When we become parents, we experience a huge energy transference. We shift our energy to whoever or whatever needs it most and let the parts of our lives that are under control simmer in maintenance mode.
For many of us, that means soothing crying babies and making sure junior passes algebra and gets to soccer on time takes precedence over professional development. It's natural, but if you want to keep moving forward in your career—whether that means getting a raise, a promotion, a dream job or even returning to work after a few years taking care of children—you'll need to keep your skills sharp. In short, you need to keep learning.
It will pay off.
London-based consulting firm Willis Towers Watson's annual salary survey of 967 companies found that higher-performing employees received larger raises last year than those who were rated just average. High-achievers got a 4.6 percent raise, vs. 2.6 percent for middling workers and 1 percent for below-average employees. Blanket annual raises—where everyone gets the same amount—aren't automatic like they used to be.
Who is considered high performing? It's the employees who are up-to-date on new technology (even if they don't work for a tech firm), who show initiative and are good learners, meaning they can master new concepts quickly, according to employer surveys by LinkedIn.
AT&T Chairman, CEO and President Randall Stephenson summed it up when he said this to the New York Times in 2016: “There is a need to retool yourself, and you should not expect to stop.” Unless you're spending five to 10 hours a week in online learning, you'll become “obsolete.”
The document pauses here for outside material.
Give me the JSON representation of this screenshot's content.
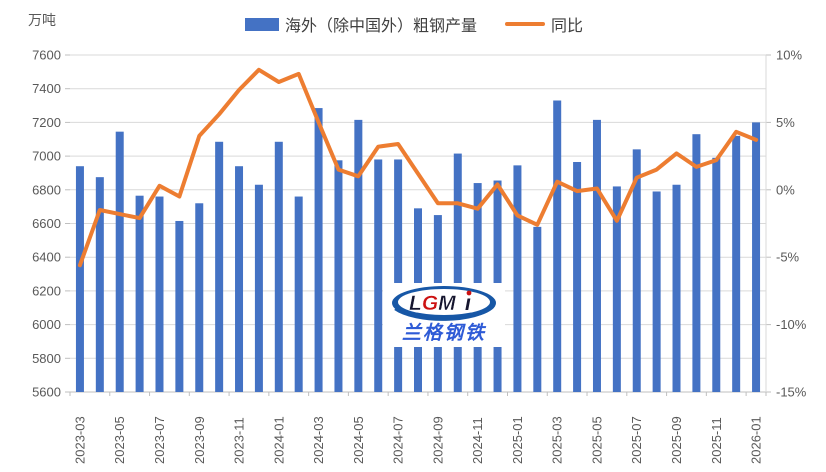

Keeping skills current and learning new ones must be on your to-do list, even if you're (temporarily) a stay-at-home parent. The good news is you don't have to go broke to go back to school. Heck, you don't even have to set foot in a classroom. There are affordable, flexible ways to learn new skills and tune up old ones without breaking the bank.
Check Those Benefits
Your first stop should be your company's human resources office. Many employers reimburse workers for the costs of continuing education and college courses they take and pass.
The requirements for each program vary by employer. For example, some reimburse you after the class, others pay before. Some pay for books, some don't. Some limit the number of classes an employee can take in a year. The only way to be sure what's available is to ask. I know several people who've used employer benefits to earn bachelor's and master's degrees.
Think Beyond Credits
If you aren't employed, your company doesn't offer continuing education benefits or you just want to try something new, there are plenty of free and low-cost resources available.
Coursera.org partners with universities such as Johns Hopkins, Ohio State and Stanford to offer online courses, certificate programs and degrees via video lectures, discussion forums and hands-on assignments. Topics cover everything from abstract painting technique to computer programming. Some courses are free, others cost $29 to $99 and span four to six weeks. Participants who complete a course can opt to receive an e-certificate to prove it.
EdX.org is an online learning site founded by Harvard University and MIT. It offers free and paid courses covering such topics as waste management, Python and Linux programming, foreign languages and more. Prices vary by class and host school. Courses are categorized based on the level of specialization. Students can take one class, a series of classes to obtain a professional certification or courses that count toward a master's degree.
Of course, these aren't the only available options. Sites such as Lynda.com, TeamTreehouse.com and others offer computer and professional development courses. And as hokey as it seems, it's worth noting that you can do more on YouTube than watch cat videos. This site also is home to tutorials on art techniques, foreign languages, building computers and brushing up on software such as Photoshop or Excel—all for free.
Don't forget the more traditional schooling options. Numerous Central Ohio colleges and universities offer degree programs and continuing education for working adults.
For example, Columbus State Community College and Ohio University offer online courses through Ed2Go, in everything from graphic design to grant writing. Columbus State also offers computer and software certification programs in conjunction with Protrain. More colleges are offering web-only for-credit courses as well, although the requirements to take and complete them vary by school.